Questo – ovviamente – non vuol dire che bisogna abbassare la guardia. Il Lazio infatti ad oggi registra ben 780 ricoverati in ospedale per Covid, 112 dei quali in terapia intensiva. In percentuale sia i letti ospedalieri di pazienti non critici sia quelli delle rianimazioni sono occupati al 12% delle possibilità totali della Regione. Si tratta di cifre che collocano il Lazio fra le Regioni papabili alla zona gialla che scatta quando vengono contemporaneamente superati tre criteri: contagi oltre quota 50 su 100.000 abitanti; terapie normali occupate oltre il 15% e rianimazioni oltre il 10%. Il Lazio, in sintesi, resta in zona bianca per via dei ricoveri non critici sotto la soglia del 15% e, a quanto pare, complici l’abbondanza di terze dosi, dovrebbe dribblare il passaggio al giallo.

I DATI ITALIANI
Ma torniamo ai dati che “fotografano” la tendenza dei ricoveri italiani. E anche qui, tutto sommato, arrivano buone notizie perché i casi da ospedale non dovrebbero aumentare di molto rispetto agli attuali 6.500 circa. Come mai? Perché oltre al Lazio anche altre Regioni popolose come la Lombardia e la Puglia dovrebbero vedere nel giro di poche settimane un alleggerimento della pressione sugli ospedali. Ma andiamo con ordine. Secondo le elaborazioni la circolazione del virus nel prossimo mese dovrebbe assumerà tre velocità diverse per altrettanti gruppi di Regioni.

LE DIVERSE AREE
Alcune aree vedranno un aumento dei ricoveri nei prossimi 28 giorni, fino all’8 gennaio, in alcuni casi piuttosto pesante. Sei le Regioni con un Rt ospedaliero nettamente superiore a “1” dove la pressione sui nosocomi dovrebbe aumentare: Valle d’Aosta, Sardegna, Marche, Liguria, Veneto e Calabria. Ma gli effetti dell’incremento dei ricoveri saranno diversi da zona a zona. In Sardegna infatti, al momento sono in ospedale per Covid appena 96 persone contro le 803 del Veneto (che ha 4,8 milioni di abitanti) e le 1.100 della Lombardia (che di abitanti ne conta quasi 10 milioni). Secondo le stime Ceds Digital per Il Messaggero c’è poi un secondo gruppo di Regioni che fino all’Epifania vedranno una sostanziale stazionarietà: Abruzzo, Piemonte, Emilia-Romagna, Molise, Bolzano, Campania e Toscana. Come accennato c’è infine un tergo gruppo di Regioni che - grazie a un Rt ospedalieri inferiore a “1” - dovrebbero entrare in una fase di contrazione della pandemia: Lazio, Lombardia, Puglia, Trento, Friuli, Basilicata, Sicilia e Umbria.

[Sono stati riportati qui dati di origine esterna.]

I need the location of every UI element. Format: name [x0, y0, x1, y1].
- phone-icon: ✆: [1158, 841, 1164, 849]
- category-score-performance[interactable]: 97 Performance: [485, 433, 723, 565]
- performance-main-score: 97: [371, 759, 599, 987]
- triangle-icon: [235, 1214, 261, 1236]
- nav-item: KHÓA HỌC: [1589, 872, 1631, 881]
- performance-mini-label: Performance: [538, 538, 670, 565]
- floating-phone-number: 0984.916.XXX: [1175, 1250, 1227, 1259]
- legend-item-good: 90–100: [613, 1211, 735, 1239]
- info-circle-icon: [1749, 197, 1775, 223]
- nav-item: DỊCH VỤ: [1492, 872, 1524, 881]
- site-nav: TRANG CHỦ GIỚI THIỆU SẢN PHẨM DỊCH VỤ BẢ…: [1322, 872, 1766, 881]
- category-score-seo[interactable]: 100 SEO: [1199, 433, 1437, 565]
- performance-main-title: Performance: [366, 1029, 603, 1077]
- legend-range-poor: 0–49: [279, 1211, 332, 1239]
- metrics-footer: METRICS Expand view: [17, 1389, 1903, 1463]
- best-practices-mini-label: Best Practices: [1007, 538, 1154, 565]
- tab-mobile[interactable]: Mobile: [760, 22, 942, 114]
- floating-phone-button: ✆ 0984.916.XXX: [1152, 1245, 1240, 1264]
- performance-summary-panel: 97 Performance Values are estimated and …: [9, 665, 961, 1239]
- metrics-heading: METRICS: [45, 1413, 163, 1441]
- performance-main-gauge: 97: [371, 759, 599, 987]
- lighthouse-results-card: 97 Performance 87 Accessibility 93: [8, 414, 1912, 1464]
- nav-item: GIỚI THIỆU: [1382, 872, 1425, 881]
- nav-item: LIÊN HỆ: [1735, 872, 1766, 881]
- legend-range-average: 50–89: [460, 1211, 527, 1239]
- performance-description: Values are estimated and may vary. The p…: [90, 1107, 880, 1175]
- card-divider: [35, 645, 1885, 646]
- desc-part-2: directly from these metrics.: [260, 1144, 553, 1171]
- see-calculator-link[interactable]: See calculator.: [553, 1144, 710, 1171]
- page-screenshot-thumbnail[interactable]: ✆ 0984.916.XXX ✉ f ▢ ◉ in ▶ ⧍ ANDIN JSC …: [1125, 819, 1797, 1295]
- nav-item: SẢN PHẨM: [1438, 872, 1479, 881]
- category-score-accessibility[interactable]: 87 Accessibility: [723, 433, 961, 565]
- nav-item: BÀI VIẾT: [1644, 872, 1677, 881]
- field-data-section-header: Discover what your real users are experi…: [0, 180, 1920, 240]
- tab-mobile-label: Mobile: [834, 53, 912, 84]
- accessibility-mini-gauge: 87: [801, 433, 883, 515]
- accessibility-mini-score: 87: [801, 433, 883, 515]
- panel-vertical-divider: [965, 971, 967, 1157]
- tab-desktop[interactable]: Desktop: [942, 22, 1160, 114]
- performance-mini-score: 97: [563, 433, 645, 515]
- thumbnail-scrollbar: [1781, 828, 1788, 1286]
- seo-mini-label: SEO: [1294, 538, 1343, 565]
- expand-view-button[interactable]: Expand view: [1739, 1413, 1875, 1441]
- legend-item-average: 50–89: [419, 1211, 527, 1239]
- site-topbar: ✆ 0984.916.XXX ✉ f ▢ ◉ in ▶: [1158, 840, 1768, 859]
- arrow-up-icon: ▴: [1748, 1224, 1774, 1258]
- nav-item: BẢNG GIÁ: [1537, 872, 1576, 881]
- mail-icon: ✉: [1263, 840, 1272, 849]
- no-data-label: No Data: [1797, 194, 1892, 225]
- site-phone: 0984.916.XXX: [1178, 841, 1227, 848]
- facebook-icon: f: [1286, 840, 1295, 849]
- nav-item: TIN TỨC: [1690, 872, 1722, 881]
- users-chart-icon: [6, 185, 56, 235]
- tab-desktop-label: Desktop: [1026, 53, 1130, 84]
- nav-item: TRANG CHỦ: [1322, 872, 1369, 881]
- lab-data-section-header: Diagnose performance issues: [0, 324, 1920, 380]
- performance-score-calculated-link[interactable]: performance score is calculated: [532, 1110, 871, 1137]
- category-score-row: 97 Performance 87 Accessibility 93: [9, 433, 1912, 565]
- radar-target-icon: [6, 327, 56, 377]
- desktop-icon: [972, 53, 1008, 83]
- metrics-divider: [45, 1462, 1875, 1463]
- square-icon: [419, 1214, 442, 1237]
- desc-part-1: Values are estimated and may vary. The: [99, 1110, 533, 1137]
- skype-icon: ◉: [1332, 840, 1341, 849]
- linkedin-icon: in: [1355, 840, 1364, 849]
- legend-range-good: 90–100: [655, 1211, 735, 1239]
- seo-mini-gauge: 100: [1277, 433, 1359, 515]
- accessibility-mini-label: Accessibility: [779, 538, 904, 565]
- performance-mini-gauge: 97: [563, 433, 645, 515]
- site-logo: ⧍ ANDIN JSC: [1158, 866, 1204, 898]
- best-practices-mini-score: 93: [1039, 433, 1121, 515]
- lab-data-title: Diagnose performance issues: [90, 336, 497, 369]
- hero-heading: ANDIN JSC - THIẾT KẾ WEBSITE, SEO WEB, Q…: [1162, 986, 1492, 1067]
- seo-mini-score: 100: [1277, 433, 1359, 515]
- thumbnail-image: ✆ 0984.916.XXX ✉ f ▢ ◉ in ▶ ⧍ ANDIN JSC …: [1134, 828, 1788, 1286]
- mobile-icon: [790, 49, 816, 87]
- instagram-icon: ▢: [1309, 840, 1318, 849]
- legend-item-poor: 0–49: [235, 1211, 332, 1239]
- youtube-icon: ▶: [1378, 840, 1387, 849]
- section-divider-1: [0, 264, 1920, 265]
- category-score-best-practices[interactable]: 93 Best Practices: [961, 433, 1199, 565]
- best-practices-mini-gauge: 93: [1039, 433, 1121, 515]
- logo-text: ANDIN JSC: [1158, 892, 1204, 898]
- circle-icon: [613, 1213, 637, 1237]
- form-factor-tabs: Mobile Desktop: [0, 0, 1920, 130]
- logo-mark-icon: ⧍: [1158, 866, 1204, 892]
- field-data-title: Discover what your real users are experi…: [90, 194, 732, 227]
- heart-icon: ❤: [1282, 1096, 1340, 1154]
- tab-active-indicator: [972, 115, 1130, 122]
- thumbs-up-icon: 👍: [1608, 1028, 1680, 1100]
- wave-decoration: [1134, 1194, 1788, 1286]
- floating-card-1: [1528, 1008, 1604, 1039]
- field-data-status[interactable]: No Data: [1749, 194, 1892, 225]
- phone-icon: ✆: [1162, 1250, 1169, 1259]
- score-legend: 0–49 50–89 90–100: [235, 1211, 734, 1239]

I dati Ceds Digital, infine, rispondono anche a qualche domanda. Come mai alcune Regioni, nonostante l’alto livello di infezioni, non sono in zona gialla? La risposta sta anche nella decisione di alcuni presidenti di Regione di aumentare il numero dei posti letto disponibili. L’Emilia, ad esempio nella settimana dal 28 novembre al 5 dicembre ha aumentato i posti Covid nei propri ospedali del 27%, il Veneto del 21%, la Lombardia del 19% e Trento del 14%. La Calabria ne aveva 173 a disposizione e a quota 173 è rimasta e così da oggi è tutta colorata di giallo.